Больше на эту тему мы не говорили. Еще через месяц, когда я начал кашлять уже очень сильно, мать вышла из спальни, где они спали вместе с девочкой – в нашей маленькой квартирке я спал в столовой, на диване, – и сказала мне, садясь рядом:
– Эдгар, давай наконец поговорим откровенно.
– Да, конечно. – Я решил, что она начнет расспрашивать меня о лекарствах, которые я прячу в стенном шкафу у дверей.
– Как у тебя дела? – начала мама.
– Все нормально. Ты ведь знаешь, сейчас всем трудно. Но мне твердо обещали найти неплохую работу.
– Да я не о работе. Как ты себя чувствуешь? – спросила она напрямик, и я напрягся, ожидая следующего вопроса.
– Врачи говорят, что у меня хронический бронхит. – Я старался говорить так, чтобы она поверила. Она всегда легко распознавала, когда я вру. Я умолк, и она молчала. Долго молчала. А потом вздохнула и неожиданно сказала:
– Меня беспокоит Илзе.
– Что? – Я поднял голову. – Что ты сказала?
– Меня беспокоит Илзе, – повторила мама.
Только этого не хватало. Я поднялся и сел рядом с ней.
– Что случилось?
– Она ведь уже не ребенок, – сказала мама, – ей уже четырнадцать. Кажется, у нее появился друг.
– Господи, – сказал я улыбаясь, – только этого не хватало.
– Перестань улыбаться, – покачала головой мать, – я говорю серьезно, Эдгар.
– Я понимаю. Но, видишь ли, я считаю, что не стоит вмешиваться в дела детей. Тем более таких уже взрослых, как наша Илзе. А что, ты полагаешь, я должен сделать? Поговорить с ней? Или с ним? Ты можешь представить меня в роли отца-ментора?

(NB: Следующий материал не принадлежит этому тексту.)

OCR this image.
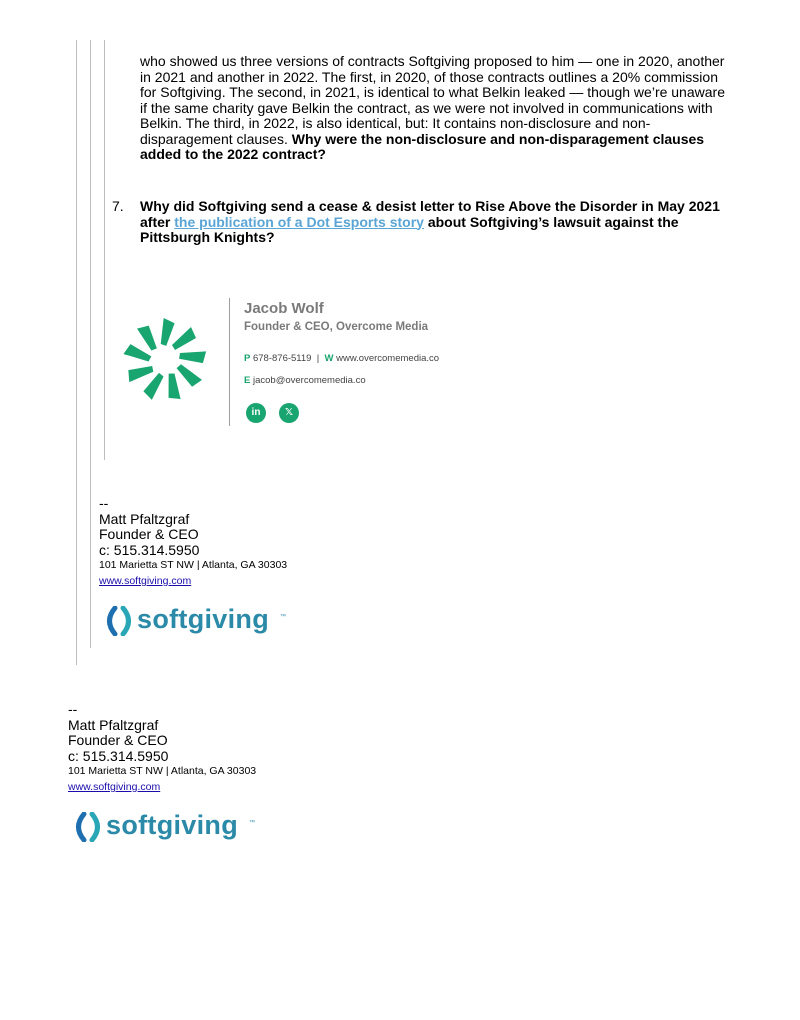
who showed us three versions of contracts Softgiving proposed to him — one in 2020, another in 2021 and another in 2022. The first, in 2020, of those contracts outlines a 20% commission for Softgiving. The second, in 2021, is identical to what Belkin leaked — though we’re unaware if the same charity gave Belkin the contract, as we were not involved in communications with Belkin. The third, in 2022, is also identical, but: It contains non-disclosure and non-disparagement clauses. Why were the non-disclosure and non-disparagement clauses added to the 2022 contract?
7. Why did Softgiving send a cease & desist letter to Rise Above the Disorder in May 2021 after the publication of a Dot Esports story about Softgiving’s lawsuit against the Pittsburgh Knights?
Jacob Wolf
Founder & CEO, Overcome Media
P 678-876-5119 | W www.overcomemedia.co
E jacob@overcomemedia.co
in	𝕏
--
Matt Pfaltzgraf
Founder & CEO
c: 515.314.5950
101 Marietta ST NW | Atlanta, GA 30303
www.softgiving.com
softgiving ™
--
Matt Pfaltzgraf
Founder & CEO
c: 515.314.5950
101 Marietta ST NW | Atlanta, GA 30303
www.softgiving.com
softgiving ™
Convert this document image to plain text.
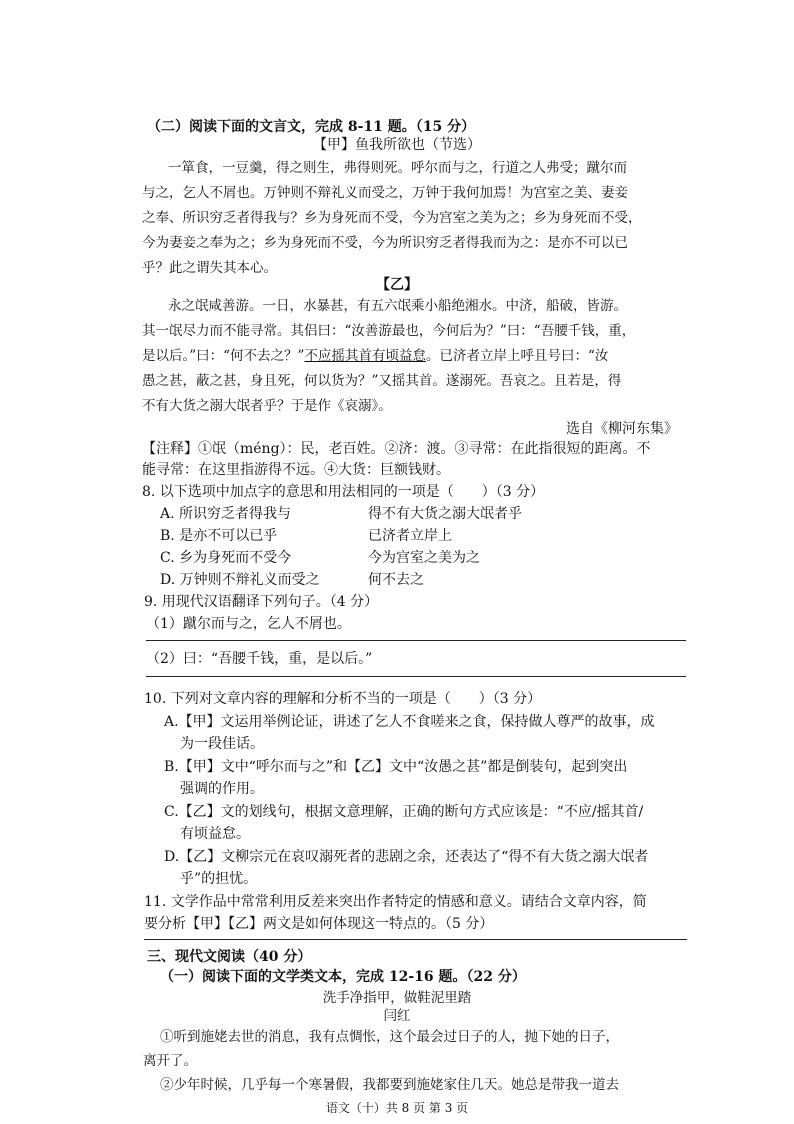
（二）阅读下面的文言文，完成 8-11 题。（15 分）
【甲】鱼我所欲也（节选）
一箪食，一豆羹，得之则生，弗得则死。呼尔而与之，行道之人弗受；蹴尔而
与之，乞人不屑也。万钟则不辩礼义而受之，万钟于我何加焉！为宫室之美、妻妾
之奉、所识穷乏者得我与？乡为身死而不受，今为宫室之美为之；乡为身死而不受，
今为妻妾之奉为之；乡为身死而不受，今为所识穷乏者得我而为之：是亦不可以已
乎？此之谓失其本心。
【乙】
永之氓咸善游。一日，水暴甚，有五六氓乘小船绝湘水。中济，船破，皆游。
其一氓尽力而不能寻常。其侣曰：“汝善游最也，今何后为？”曰：“吾腰千钱，重，
是以后。”曰：“何不去之？”不应摇其首有顷益怠。已济者立岸上呼且号曰：“汝
愚之甚，蔽之甚，身且死，何以货为？”又摇其首。遂溺死。吾哀之。且若是，得
不有大货之溺大氓者乎？于是作《哀溺》。
选自《柳河东集》
【注释】①氓（méng）：民，老百姓。②济：渡。③寻常：在此指很短的距离。不
能寻常：在这里指游得不远。④大货：巨额钱财。
8. 以下选项中加点字的意思和用法相同的一项是（　　）（3 分）
A. 所识穷乏者得我与	得不有大货之溺大氓者乎
B. 是亦不可以已乎	已济者立岸上
C. 乡为身死而不受今	今为宫室之美为之
D. 万钟则不辩礼义而受之	何不去之
9. 用现代汉语翻译下列句子。（4 分）
（1）蹴尔而与之，乞人不屑也。
（2）曰：“吾腰千钱，重，是以后。”
10. 下列对文章内容的理解和分析不当的一项是（　　）（3 分）
A.【甲】文运用举例论证，讲述了乞人不食嗟来之食，保持做人尊严的故事，成
为一段佳话。
B.【甲】文中“呼尔而与之”和【乙】文中“汝愚之甚”都是倒装句，起到突出
强调的作用。
C.【乙】文的划线句，根据文意理解，正确的断句方式应该是：“不应/摇其首/
有顷益怠。
D.【乙】文柳宗元在哀叹溺死者的悲剧之余，还表达了“得不有大货之溺大氓者
乎”的担忧。
11. 文学作品中常常利用反差来突出作者特定的情感和意义。请结合文章内容，简
要分析【甲】【乙】两文是如何体现这一特点的。（5 分）
三、现代文阅读（40 分）
（一）阅读下面的文学类文本，完成 12-16 题。（22 分）
洗手净指甲，做鞋泥里踏
闫红
①听到施姥去世的消息，我有点惆怅，这个最会过日子的人，抛下她的日子，
离开了。
②少年时候，几乎每一个寒暑假，我都要到施姥家住几天。她总是带我一道去
语文（十）共 8 页 第 3 页
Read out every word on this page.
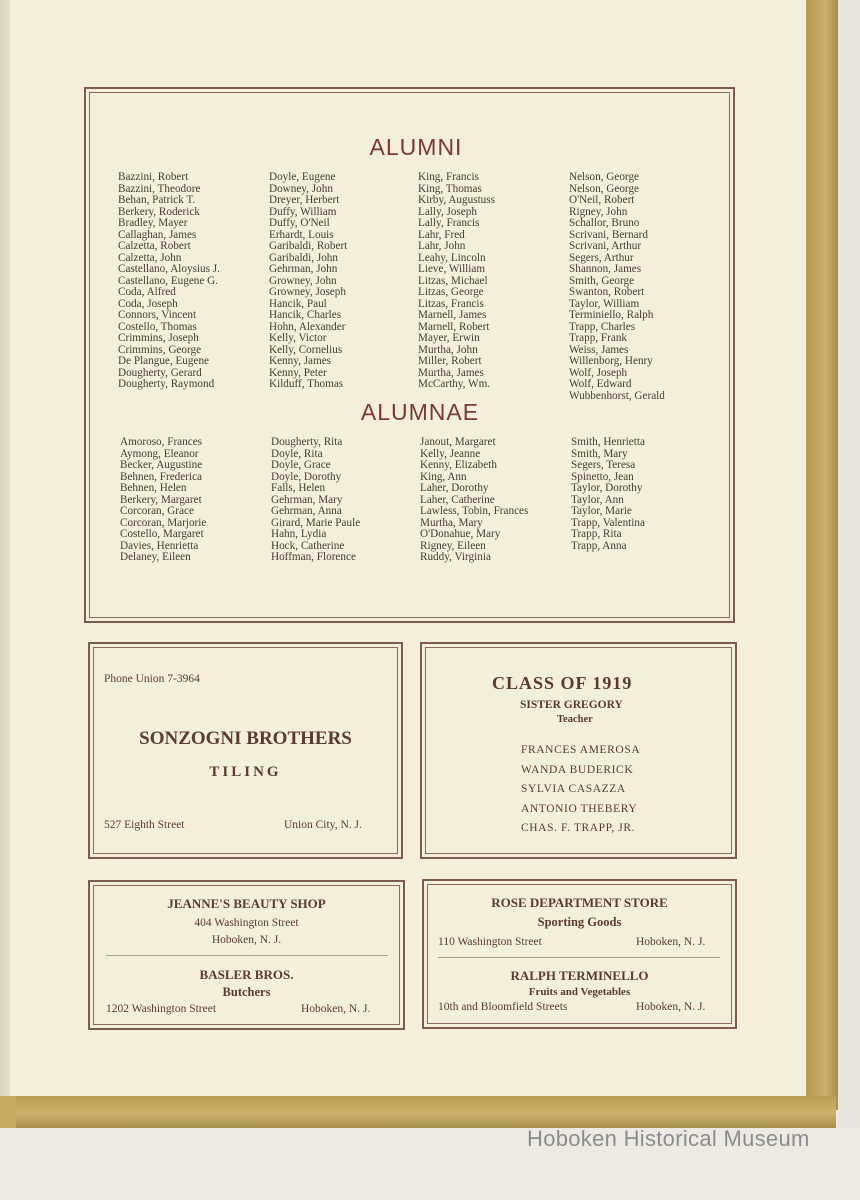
Hoboken Historical Museum
ALUMNI
Bazzini, Robert
Bazzini, Theodore
Behan, Patrick T.
Berkery, Roderick
Bradley, Mayer
Callaghan, James
Calzetta, Robert
Calzetta, John
Castellano, Aloysius J.
Castellano, Eugene G.
Coda, Alfred
Coda, Joseph
Connors, Vincent
Costello, Thomas
Crimmins, Joseph
Crimmins, George
De Plangue, Eugene
Dougherty, Gerard
Dougherty, Raymond
Doyle, Eugene
Downey, John
Dreyer, Herbert
Duffy, William
Duffy, O'Neil
Erhardt, Louis
Garibaldi, Robert
Garibaldi, John
Gehrman, John
Growney, John
Growney, Joseph
Hancik, Paul
Hancik, Charles
Hohn, Alexander
Kelly, Victor
Kelly, Cornelius
Kenny, James
Kenny, Peter
Kilduff, Thomas
King, Francis
King, Thomas
Kirby, Augustuss
Lally, Joseph
Lally, Francis
Lahr, Fred
Lahr, John
Leahy, Lincoln
Lieve, William
Litzas, Michael
Litzas, George
Litzas, Francis
Marnell, James
Marnell, Robert
Mayer, Erwin
Murtha, John
Miller, Robert
Murtha, James
McCarthy, Wm.
Nelson, George
Nelson, George
O'Neil, Robert
Rigney, John
Schallor, Bruno
Scrivani, Bernard
Scrivani, Arthur
Segers, Arthur
Shannon, James
Smith, George
Swanton, Robert
Taylor, William
Terminiello, Ralph
Trapp, Charles
Trapp, Frank
Weiss, James
Willenborg, Henry
Wolf, Joseph
Wolf, Edward
Wubbenhorst, Gerald
ALUMNAE
Amoroso, Frances
Aymong, Eleanor
Becker, Augustine
Behnen, Frederica
Behnen, Helen
Berkery, Margaret
Corcoran, Grace
Corcoran, Marjorie
Costello, Margaret
Davies, Henrietta
Delaney, Eileen
Dougherty, Rita
Doyle, Rita
Doyle, Grace
Doyle, Dorothy
Falls, Helen
Gehrman, Mary
Gehrman, Anna
Girard, Marie Paule
Hahn, Lydia
Hock, Catherine
Hoffman, Florence
Janout, Margaret
Kelly, Jeanne
Kenny, Elizabeth
King, Ann
Laher, Dorothy
Laher, Catherine
Lawless, Tobin, Frances
Murtha, Mary
O'Donahue, Mary
Rigney, Eileen
Ruddy, Virginia
Smith, Henrietta
Smith, Mary
Segers, Teresa
Spinetto, Jean
Taylor, Dorothy
Taylor, Ann
Taylor, Marie
Trapp, Valentina
Trapp, Rita
Trapp, Anna
Phone Union 7-3964
SONZOGNI BROTHERS
TILING
527 Eighth Street	Union City, N. J.
CLASS OF 1919
SISTER GREGORY
Teacher
FRANCES AMEROSA
WANDA BUDERICK
SYLVIA CASAZZA
ANTONIO THEBERY
CHAS. F. TRAPP, JR.
JEANNE'S BEAUTY SHOP
404 Washington Street
Hoboken, N. J.
BASLER BROS.
Butchers
1202 Washington Street	Hoboken, N. J.
ROSE DEPARTMENT STORE
Sporting Goods
110 Washington Street	Hoboken, N. J.
RALPH TERMINELLO
Fruits and Vegetables
10th and Bloomfield Streets	Hoboken, N. J.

– Я не об этом. У Илзе появился друг, – продолжала моя мать, – а она не хочет с ним встречаться.
– Значит, он не настоящий друг, – пожал я плечами, собираясь ложиться спать.
– Она все время думает о тебе, – вдруг сказала мать, – она нашла твои лекарства в стенном шкафу. Ее парень – студент медицинского института. Ему девятнадцать, а ей четырнадцать. И он рассказал ей, для чего нужны эти лекарства. От какой болезни они помогают. Ты меня понимаешь? Теперь она не хочет с ним встречаться. Все время плачет.
Черт возьми! Только этого не хватало. Я ошеломленно посмотрел на мать. Она не сказала мне ни слова про мою болезнь. Она вообще меня ни о чем не спрашивала. Она говорила только про Илзе, но сумела сказать все, что нужно. Я понял, что она давно все знала. Знала и молчала. Как это было похоже на мою мать. Она молча страдала, не решаясь заговорить со мной на эту тему.
– Что мне теперь делать? – спросил я, глядя матери в глаза.
– Поговори с Илзе. Объясни, что ты принимаешь лекарство для профилактики. И скажи, чтобы она не злилась на своего парня.
– Да, конечно, – машинально сказал я, соглашаясь. Наверное, моя выдержка – от матери. И мое хладнокровие – тоже от нее.
Она встала, собираясь уйти в спальню, не говоря больше ни слова. Кремень – не женщина.
– Мама, – окликнул я ее.
– Да, – обернулась она ко мне. В темноте мне трудно было рассмотреть выражение ее лица.
– У меня на самом деле нет ничего серьезного.
– Слава богу. – Она снова направилась в спальню.
– Мама, – позвал я снова.
– Я здесь, – произнесла она так, как говорила в детстве, когда мне снились страшные сны и она успокаивала меня, укладывая рядом с собой в постель.
– Все будет хорошо, – сказал я ей. Но мои слова, наверное, звучали не очень убедительно.